Rishit Chaturvedi, CEO of Mazle AI
Rishit Chaturvedi, CEO of Mazle AI

A product manager at a mid sized company was sabotaging his own team's interviews. He gave thoughtful candidates weak scores. He stalled on feedback. He kept finding reasons to pass. A bias audit caught him. He was blocking hires that would compete with him for feature ownership.

That is one kind of bias. Most discussions of interview bias focus on the demographic kind. The political kind is just as common and gets less attention.

AI can reduce both, but only if you point it at the right thing. The wrong way to use AI for bias reduction is to scrub resumes of names and schools. That moves the bias one round down the funnel where it is harder to see. The right way is to compare interviewer feedback against interview evidence.

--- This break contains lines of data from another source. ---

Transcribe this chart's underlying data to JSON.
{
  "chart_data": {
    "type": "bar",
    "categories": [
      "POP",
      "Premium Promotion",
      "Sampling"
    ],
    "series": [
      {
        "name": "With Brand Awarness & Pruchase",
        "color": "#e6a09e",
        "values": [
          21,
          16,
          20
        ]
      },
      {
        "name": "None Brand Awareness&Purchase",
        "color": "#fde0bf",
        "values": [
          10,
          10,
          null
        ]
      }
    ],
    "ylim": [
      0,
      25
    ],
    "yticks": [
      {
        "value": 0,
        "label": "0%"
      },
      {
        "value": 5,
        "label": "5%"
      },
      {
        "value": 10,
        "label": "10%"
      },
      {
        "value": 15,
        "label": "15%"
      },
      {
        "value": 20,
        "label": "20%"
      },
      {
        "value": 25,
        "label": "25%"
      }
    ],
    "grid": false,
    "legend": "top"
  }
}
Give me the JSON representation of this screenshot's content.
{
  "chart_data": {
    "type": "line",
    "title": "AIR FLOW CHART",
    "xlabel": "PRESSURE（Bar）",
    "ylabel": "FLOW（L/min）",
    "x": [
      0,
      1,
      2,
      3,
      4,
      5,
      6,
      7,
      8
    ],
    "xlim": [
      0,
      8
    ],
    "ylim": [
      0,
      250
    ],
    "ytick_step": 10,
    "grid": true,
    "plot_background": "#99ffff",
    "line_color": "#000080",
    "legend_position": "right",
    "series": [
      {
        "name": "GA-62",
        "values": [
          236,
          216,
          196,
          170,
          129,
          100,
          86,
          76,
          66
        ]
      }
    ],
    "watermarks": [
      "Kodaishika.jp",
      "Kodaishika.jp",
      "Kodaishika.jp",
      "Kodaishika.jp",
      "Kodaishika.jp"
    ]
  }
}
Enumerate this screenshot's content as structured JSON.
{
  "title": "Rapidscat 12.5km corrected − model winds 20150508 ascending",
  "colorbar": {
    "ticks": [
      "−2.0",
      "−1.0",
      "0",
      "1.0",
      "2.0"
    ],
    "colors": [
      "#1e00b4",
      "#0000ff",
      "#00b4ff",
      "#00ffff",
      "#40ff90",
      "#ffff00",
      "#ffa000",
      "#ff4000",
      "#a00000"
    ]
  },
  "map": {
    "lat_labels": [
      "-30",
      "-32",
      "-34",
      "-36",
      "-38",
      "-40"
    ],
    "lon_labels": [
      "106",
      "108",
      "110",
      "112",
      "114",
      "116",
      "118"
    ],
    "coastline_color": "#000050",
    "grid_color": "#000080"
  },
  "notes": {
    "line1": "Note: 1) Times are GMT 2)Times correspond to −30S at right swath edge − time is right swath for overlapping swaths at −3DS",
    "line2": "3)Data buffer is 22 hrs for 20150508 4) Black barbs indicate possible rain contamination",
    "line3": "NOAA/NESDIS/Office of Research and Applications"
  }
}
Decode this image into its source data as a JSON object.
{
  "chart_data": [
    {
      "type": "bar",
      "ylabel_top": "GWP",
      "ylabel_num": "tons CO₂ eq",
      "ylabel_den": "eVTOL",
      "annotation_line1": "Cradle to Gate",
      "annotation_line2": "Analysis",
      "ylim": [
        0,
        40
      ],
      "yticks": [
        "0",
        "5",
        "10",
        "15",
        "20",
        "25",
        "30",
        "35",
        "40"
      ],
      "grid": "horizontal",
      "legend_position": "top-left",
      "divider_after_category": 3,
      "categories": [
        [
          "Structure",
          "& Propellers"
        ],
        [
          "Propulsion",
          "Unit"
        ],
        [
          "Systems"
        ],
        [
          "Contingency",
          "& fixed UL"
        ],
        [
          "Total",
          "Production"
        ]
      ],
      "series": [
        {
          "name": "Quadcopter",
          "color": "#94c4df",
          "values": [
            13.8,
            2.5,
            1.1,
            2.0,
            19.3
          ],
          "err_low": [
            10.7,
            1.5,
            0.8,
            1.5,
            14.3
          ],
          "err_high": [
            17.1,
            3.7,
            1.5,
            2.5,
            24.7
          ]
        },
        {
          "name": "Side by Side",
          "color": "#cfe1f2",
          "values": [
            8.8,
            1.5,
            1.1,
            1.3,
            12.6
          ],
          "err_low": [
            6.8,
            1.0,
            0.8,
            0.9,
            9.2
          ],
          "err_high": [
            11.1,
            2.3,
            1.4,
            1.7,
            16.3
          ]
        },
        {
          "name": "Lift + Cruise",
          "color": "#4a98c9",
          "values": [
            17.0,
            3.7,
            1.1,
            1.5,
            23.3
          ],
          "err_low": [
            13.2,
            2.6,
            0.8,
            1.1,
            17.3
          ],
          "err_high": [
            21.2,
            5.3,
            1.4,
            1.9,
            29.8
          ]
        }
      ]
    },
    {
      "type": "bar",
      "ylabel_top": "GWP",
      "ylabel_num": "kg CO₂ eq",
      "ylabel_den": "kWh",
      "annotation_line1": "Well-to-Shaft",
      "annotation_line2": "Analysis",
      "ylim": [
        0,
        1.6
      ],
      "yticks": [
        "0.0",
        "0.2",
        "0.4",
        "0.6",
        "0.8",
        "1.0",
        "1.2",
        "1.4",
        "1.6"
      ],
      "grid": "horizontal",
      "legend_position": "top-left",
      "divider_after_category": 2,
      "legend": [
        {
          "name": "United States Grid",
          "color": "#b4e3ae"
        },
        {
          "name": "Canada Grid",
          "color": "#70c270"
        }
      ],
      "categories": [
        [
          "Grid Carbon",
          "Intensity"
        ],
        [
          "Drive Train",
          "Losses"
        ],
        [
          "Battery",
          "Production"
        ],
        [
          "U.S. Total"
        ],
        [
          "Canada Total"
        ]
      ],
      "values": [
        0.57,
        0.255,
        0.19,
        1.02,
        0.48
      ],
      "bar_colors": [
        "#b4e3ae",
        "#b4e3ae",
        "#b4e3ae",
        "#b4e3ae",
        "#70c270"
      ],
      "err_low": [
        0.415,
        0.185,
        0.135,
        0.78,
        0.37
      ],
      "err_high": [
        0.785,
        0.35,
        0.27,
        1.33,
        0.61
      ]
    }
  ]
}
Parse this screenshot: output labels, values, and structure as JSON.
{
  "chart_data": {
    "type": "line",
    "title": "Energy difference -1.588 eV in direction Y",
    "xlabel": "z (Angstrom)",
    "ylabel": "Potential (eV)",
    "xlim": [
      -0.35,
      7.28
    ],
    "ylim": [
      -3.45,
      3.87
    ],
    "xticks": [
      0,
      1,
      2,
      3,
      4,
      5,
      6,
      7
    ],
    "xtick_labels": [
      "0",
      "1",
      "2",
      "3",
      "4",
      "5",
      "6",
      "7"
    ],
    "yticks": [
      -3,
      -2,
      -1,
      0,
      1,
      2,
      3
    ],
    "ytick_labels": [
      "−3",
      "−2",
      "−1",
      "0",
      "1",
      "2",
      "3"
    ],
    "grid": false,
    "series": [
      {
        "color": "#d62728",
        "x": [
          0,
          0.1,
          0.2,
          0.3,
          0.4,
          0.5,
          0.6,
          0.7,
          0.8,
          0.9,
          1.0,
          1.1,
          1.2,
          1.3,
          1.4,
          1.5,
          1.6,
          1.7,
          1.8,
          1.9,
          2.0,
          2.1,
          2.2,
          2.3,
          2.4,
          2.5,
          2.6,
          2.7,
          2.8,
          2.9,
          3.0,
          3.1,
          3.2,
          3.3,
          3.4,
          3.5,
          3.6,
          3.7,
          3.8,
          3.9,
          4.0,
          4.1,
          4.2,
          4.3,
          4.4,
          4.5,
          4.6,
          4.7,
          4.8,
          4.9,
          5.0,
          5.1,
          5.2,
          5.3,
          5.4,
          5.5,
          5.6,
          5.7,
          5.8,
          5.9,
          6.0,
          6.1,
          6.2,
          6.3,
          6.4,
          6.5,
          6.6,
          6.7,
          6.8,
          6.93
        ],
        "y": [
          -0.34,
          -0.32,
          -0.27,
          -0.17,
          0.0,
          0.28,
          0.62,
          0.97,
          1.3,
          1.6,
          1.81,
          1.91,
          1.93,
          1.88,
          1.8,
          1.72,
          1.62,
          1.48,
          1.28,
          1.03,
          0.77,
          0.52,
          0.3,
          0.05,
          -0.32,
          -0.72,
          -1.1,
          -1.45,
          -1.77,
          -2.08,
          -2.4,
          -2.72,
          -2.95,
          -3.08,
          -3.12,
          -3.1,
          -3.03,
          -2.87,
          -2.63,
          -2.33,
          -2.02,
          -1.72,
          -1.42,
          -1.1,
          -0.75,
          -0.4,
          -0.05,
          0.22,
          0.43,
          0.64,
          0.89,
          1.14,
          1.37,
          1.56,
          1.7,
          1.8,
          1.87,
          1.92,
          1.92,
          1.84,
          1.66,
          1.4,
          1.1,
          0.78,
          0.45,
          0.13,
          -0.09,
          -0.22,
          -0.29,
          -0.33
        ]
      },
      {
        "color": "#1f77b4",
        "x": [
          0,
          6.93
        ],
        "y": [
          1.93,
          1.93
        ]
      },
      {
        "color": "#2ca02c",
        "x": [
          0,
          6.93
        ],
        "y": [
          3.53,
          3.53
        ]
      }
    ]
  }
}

In one customer deployment, an AI layer caught a 14 percent discrepancy rate between what interviewers wrote in their feedback and what actually happened in the interview. A candidate would demonstrate strong system design and the writeup would say "weak technical depth." The evidence and the verdict did not match.

That is the bias signature. Not a missing word in a JD. A gap between what an interviewer saw and what they reported.

Where AI makes bias worse is in pure screening models trained on past hire decisions. If your last three years of hires were biased, the model learns the bias and scales it. This is well documented and still routinely ignored.

The rule is simple. Use AI to audit human judgment, not to replace it. Platforms like Mazle do the audit by comparing evidence to verdict, which is the only audit that actually works.